Zero Assoluto singles chronology
| "Meglio così" (2007) | "Per dimenticare" (2009) | "Cos'è normale" (2009) |

= Per dimenticare =

"Per dimenticare" is a song by pop duo Zero Assoluto. It was released on 1 May 2009 as the lead single from their third studio album Sotto una pioggia di parole.
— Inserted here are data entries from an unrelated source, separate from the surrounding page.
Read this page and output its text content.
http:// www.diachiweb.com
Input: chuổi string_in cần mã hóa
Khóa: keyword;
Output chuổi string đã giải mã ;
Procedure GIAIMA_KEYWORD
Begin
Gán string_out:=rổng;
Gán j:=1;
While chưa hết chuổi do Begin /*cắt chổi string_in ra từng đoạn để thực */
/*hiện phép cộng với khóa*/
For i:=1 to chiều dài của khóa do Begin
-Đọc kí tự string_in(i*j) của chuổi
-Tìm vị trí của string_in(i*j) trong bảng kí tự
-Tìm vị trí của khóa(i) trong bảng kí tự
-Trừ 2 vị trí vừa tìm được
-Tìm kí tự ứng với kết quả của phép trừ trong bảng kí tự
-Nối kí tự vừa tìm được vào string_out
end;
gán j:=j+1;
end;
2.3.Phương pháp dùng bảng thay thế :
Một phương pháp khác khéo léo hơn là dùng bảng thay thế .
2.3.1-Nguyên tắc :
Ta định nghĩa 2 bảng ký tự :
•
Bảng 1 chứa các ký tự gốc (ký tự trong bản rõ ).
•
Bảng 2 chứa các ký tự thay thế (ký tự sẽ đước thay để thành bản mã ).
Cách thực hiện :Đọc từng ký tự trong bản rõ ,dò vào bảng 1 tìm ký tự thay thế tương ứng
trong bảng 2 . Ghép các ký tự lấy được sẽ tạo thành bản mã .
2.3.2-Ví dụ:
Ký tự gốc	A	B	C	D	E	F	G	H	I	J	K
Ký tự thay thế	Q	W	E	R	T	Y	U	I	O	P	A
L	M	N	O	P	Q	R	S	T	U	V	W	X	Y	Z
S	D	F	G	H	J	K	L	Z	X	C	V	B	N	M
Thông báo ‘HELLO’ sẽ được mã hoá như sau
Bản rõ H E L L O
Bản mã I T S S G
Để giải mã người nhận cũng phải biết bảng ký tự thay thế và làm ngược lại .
The song peaked at number 6 on the FIMI singles chart and was certified triple platinum in Italy. It featured in the soundtrack of the 2010 teen comedy Sorry If I Want to Marry You and in Gary Winick's romantic comedy Letters to Juliet.

==Music video==
The music video for "Per dimenticare" was directed by Cosimo Alemà, and aired on MTV Italia starting on 15 May 2009.

==Charts==

Weekly chart performance for "Per dimenticare"
| Chart (2006) | Peak position |
|---|---|
| Italy (FIMI) | 6 |
| Italy Airplay (EarOne) | 9 |

== Certifications ==

| Region | Certification | Certified units/sales |
| Italy (FIMI) | 3× Platinum | 300,000^{‡} |
^{‡} Sales+streaming figures based on certification alone.